Listen to this post
MEEKER | Nearly a year has gone by since COVID-19 became active in Colorado. Somehow, most of us have survived it, but not without much anguish and many adjustments. Ahead lies the hope that vaccines will provide a safety net. If somehow, there is enough vaccine for our country and our world, then we can return to the concept of “normal.”
I feel there are still many adjustments ahead. We will have to live with COVID just like we live with conditions like flu and AIDS. It won’t go away in 2021 and just like polio eradication, it may take many years to overcome the worldwide spread of COVID.
One of my relatives uses the phrase “come alongside you” to demonstrate their emotional support and empathy in times of trouble. When it comes to the future of COVID, I think we may have to re-tool our perspective. Instead of “getting over it” we will probably need to “come along aside it.”
We must continue to live with COVID for at least many months and likely longer. The roll out of vaccines is a huge step in surviving and managing this severe condition. This advance will also take time, resources, and money.
Thankfully, we are wiser and safer. We may have to keep wearing masks, baking bread, growing veggies, and social distancing for quite a while. We may need to get additional kinds of vaccines. Let’s learn from our successes and failures to make the future better.
As we have been doing throughout 2020, we need to survive despite COVID in 2021 and not live on hope that it will magically go away. Even in tiny, remote Meeker, Colorado, our population is as vulnerable as anywhere.
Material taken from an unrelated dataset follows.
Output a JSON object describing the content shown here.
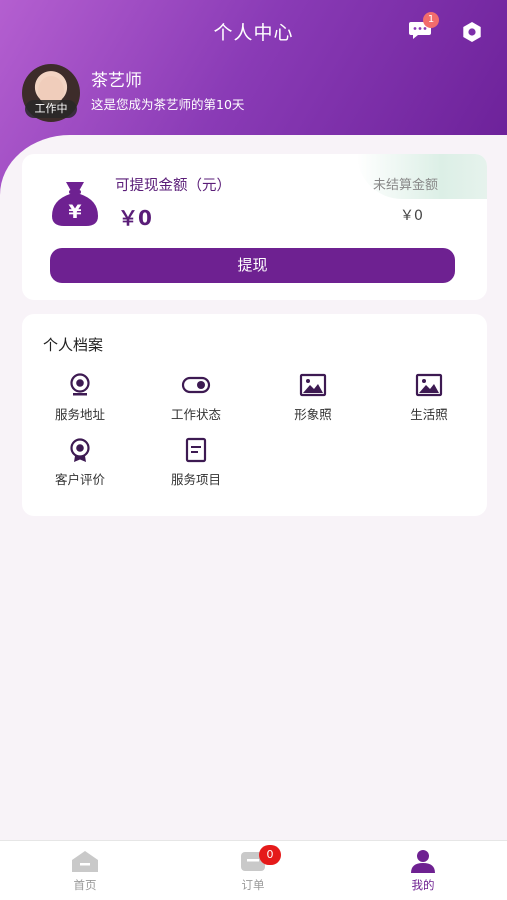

The great news is that we have already learned many lessons about how to move ahead successfully. Every month, we have learned more and more about what works and what doesn’t.
We’ve developed or adapted to technology resources that often make our lives easier. Now I can host a Zoom meeting anytime, anywhere. I can attend church virtually. Shopping online is easier than ever. I’m grateful for all those developments and new resources.
At the same time, we need to support our local businesses and community as best we can to keep our economy intact. Everyone has suffered in some way, but probably none more than our local restaurants who have adapted again and again while still providing carry-out options.
Of course, I miss in-person time with friends and family. A hug will never be replaced by a Zoom call. Family dinners with personal interactions and great food always mean a lot and we are all missing those personal connections.
We will get there by continuing to be patient and following safe practices. 2021 holds many hopes for moving forward as we survive COVID and come alongside it as part of our ongoing lives.